Filiger, Charles - Virgin and Two Angels (1895)

1Filiger, Charles - Virgin and Two Angels (1895)

The Sacred Math of a Brittany Hermit

Charles Filiger didn’t care about your perspective or about the three-dimensional world that most painters were obsessed with at the end of the nineteenth century. By 1895 he was already deep into the woods of Brittany living like a drug-addicted monk and painting things that looked like they fell out of a time machine. He was a favorite of the occultists at the Salon de la Rose+Croix but he belonged to no one.

Gauguin called him a genius because Filiger understood that reality is a lie. In Virgin and Two Angels he takes the divine and flattens it into something sharp and geometric. It’s a tiny painting, only ten inches across, but it carries the weight of a cathedral.

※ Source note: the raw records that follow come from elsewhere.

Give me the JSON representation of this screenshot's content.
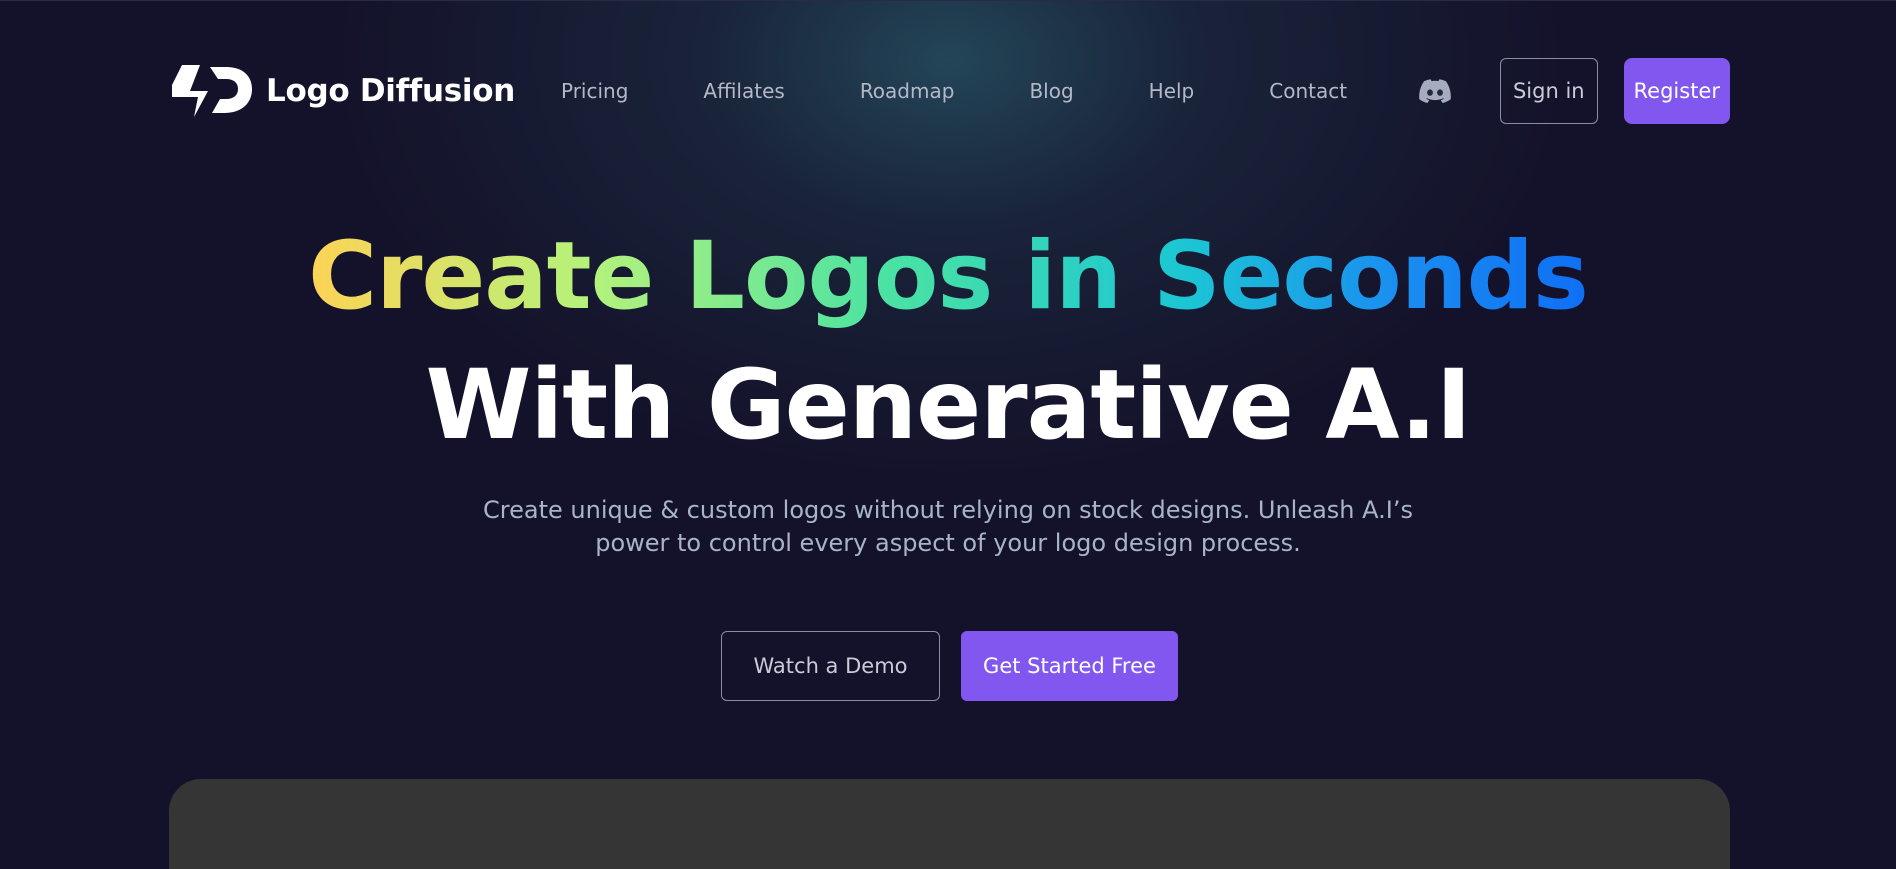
{
  "brand": {
    "name": "Logo Diffusion",
    "logo_icon": "logo-diffusion-mark"
  },
  "nav": {
    "links": [
      "Pricing",
      "Affilates",
      "Roadmap",
      "Blog",
      "Help",
      "Contact"
    ],
    "discord_icon": "discord-icon",
    "signin_label": "Sign in",
    "register_label": "Register"
  },
  "hero": {
    "title_line1": "Create Logos in Seconds",
    "title_line2": "With Generative A.I",
    "subtitle_line1": "Create unique & custom logos without relying on stock designs. Unleash A.I’s",
    "subtitle_line2": "power to control every aspect of your logo design process.",
    "demo_label": "Watch a Demo",
    "start_label": "Get Started Free"
  },
  "colors": {
    "background": "#14122a",
    "accent": "#8257f0",
    "preview_panel": "#353535"
  }
}
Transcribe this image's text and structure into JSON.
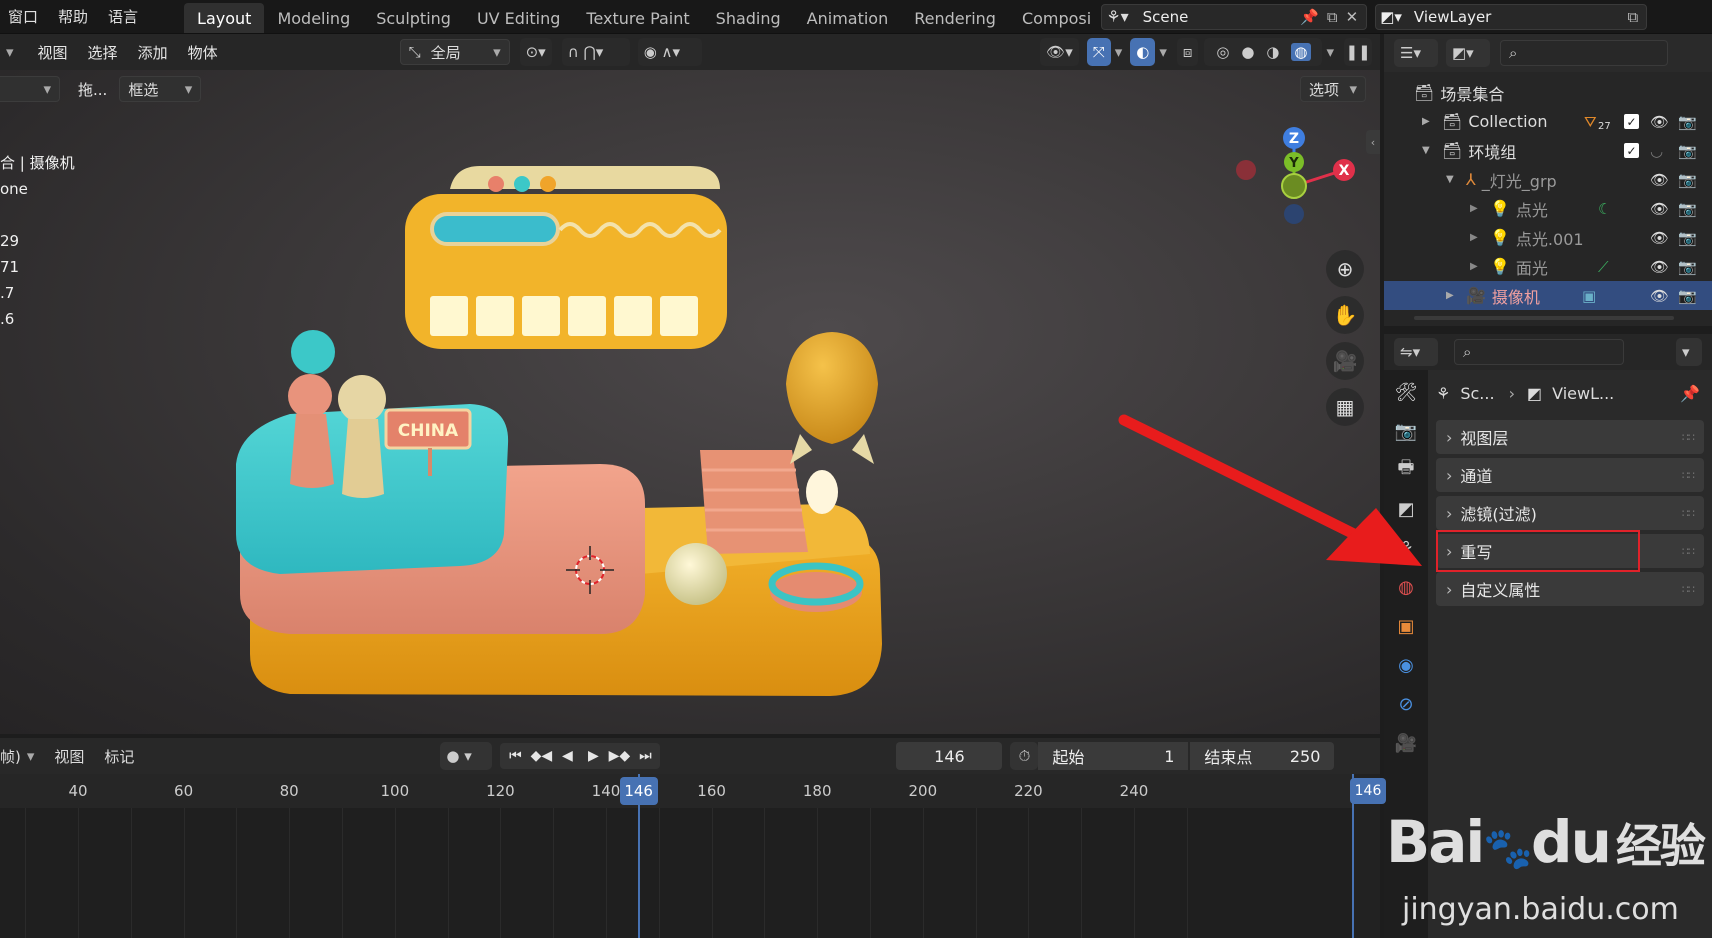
{
  "topbar": {
    "menus": [
      "窗口",
      "帮助",
      "语言"
    ],
    "workspaces": [
      "Layout",
      "Modeling",
      "Sculpting",
      "UV Editing",
      "Texture Paint",
      "Shading",
      "Animation",
      "Rendering",
      "Composi"
    ],
    "active_workspace": "Layout",
    "scene_name": "Scene",
    "viewlayer_name": "ViewLayer"
  },
  "viewport": {
    "menus": [
      "视图",
      "选择",
      "添加",
      "物体"
    ],
    "transform_orientation": "全局",
    "drag_label": "拖...",
    "select_mode": "框选",
    "options_label": "选项",
    "overlay_text": [
      "合 | 摄像机",
      "one",
      "",
      "29",
      "71",
      ".7",
      ".6"
    ],
    "sign_text": "CHINA",
    "gizmo": {
      "z": "Z",
      "y": "Y",
      "x": "X"
    }
  },
  "outliner": {
    "search_placeholder": "",
    "rows": [
      {
        "label": "场景集合",
        "level": 0,
        "type": "scene-collection"
      },
      {
        "label": "Collection",
        "level": 1,
        "type": "collection",
        "badge": "27"
      },
      {
        "label": "环境组",
        "level": 1,
        "type": "collection"
      },
      {
        "label": "_灯光_grp",
        "level": 2,
        "type": "empty"
      },
      {
        "label": "点光",
        "level": 3,
        "type": "light"
      },
      {
        "label": "点光.001",
        "level": 3,
        "type": "light"
      },
      {
        "label": "面光",
        "level": 3,
        "type": "light"
      },
      {
        "label": "摄像机",
        "level": 2,
        "type": "camera",
        "selected": true
      }
    ]
  },
  "properties": {
    "breadcrumb_scene": "Sc...",
    "breadcrumb_viewlayer": "ViewL...",
    "panels": [
      "视图层",
      "通道",
      "滤镜(过滤)",
      "重写",
      "自定义属性"
    ],
    "highlighted_panel": "重写"
  },
  "timeline": {
    "menus": [
      "帧)",
      "视图",
      "标记"
    ],
    "current_frame": "146",
    "start_label": "起始",
    "start_value": "1",
    "end_label": "结束点",
    "end_value": "250",
    "ruler_ticks": [
      "40",
      "60",
      "80",
      "100",
      "120",
      "140",
      "160",
      "180",
      "200",
      "220",
      "240"
    ],
    "playhead_label": "146",
    "end_marker_label": "146"
  },
  "watermark": {
    "brand": "Bai",
    "brand2": "du",
    "cn": "经验",
    "url": "jingyan.baidu.com"
  },
  "colors": {
    "accent_blue": "#4772b3",
    "highlight_red": "#e0222a",
    "arrow_red": "#e81c1c",
    "selected_row": "#334d80"
  }
}
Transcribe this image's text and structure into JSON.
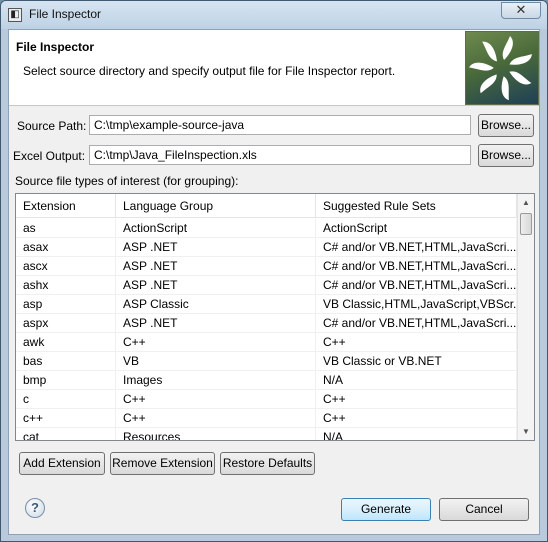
{
  "window": {
    "title": "File Inspector",
    "close_glyph": "✕"
  },
  "banner": {
    "title": "File Inspector",
    "description": "Select source directory and specify output file for File Inspector report."
  },
  "source_path": {
    "label": "Source Path:",
    "value": "C:\\tmp\\example-source-java",
    "browse_label": "Browse..."
  },
  "excel_output": {
    "label": "Excel Output:",
    "value": "C:\\tmp\\Java_FileInspection.xls",
    "browse_label": "Browse..."
  },
  "types_label": "Source file types of interest (for grouping):",
  "table": {
    "columns": [
      "Extension",
      "Language Group",
      "Suggested Rule Sets"
    ],
    "rows": [
      [
        "as",
        "ActionScript",
        "ActionScript"
      ],
      [
        "asax",
        "ASP .NET",
        "C# and/or VB.NET,HTML,JavaScri..."
      ],
      [
        "ascx",
        "ASP .NET",
        "C# and/or VB.NET,HTML,JavaScri..."
      ],
      [
        "ashx",
        "ASP .NET",
        "C# and/or VB.NET,HTML,JavaScri..."
      ],
      [
        "asp",
        "ASP Classic",
        "VB Classic,HTML,JavaScript,VBScr..."
      ],
      [
        "aspx",
        "ASP .NET",
        "C# and/or VB.NET,HTML,JavaScri..."
      ],
      [
        "awk",
        "C++",
        "C++"
      ],
      [
        "bas",
        "VB",
        "VB Classic or VB.NET"
      ],
      [
        "bmp",
        "Images",
        "N/A"
      ],
      [
        "c",
        "C++",
        "C++"
      ],
      [
        "c++",
        "C++",
        "C++"
      ],
      [
        "cat",
        "Resources",
        "N/A"
      ]
    ]
  },
  "buttons": {
    "add_extension": "Add Extension",
    "remove_extension": "Remove Extension",
    "restore_defaults": "Restore Defaults",
    "generate": "Generate",
    "cancel": "Cancel"
  },
  "help_glyph": "?",
  "icons": {
    "app": "file-inspector-app-icon",
    "logo": "pinwheel-logo-icon",
    "help": "help-icon"
  }
}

He used gouache and gold to mimic the look of medieval stained glass but the result was something entirely new. He was doing geometric abstraction decades before the modernists figured out the trick.

The heavy outlines and flat colors create a sense of stillness that’s almost uncomfortable. The Virgin is not a soft mother, she’s a series of deliberate shapes. The angels are icons of a different order. Filiger was a man out of time who rejected the salons and the noise for a quiet life of isolation and addiction. He died in 1928 but he left behind these small windows into a world where math and mysticism collide. It’s not pretty in a conventional sense. It is haunting and precise, the work of a man who saw the bones of the universe and decided they looked like stained glass.

References

Jaworska, Wladyslawa. Gauguin and the Pont-Aven School. Greenwich: New York Graphic Society, 1972.

Pincus-Witten, Robert. Occult Symbolism in France: Josephin Peladan and the Salons de la Rose+Croix. New York: Garland, 1976.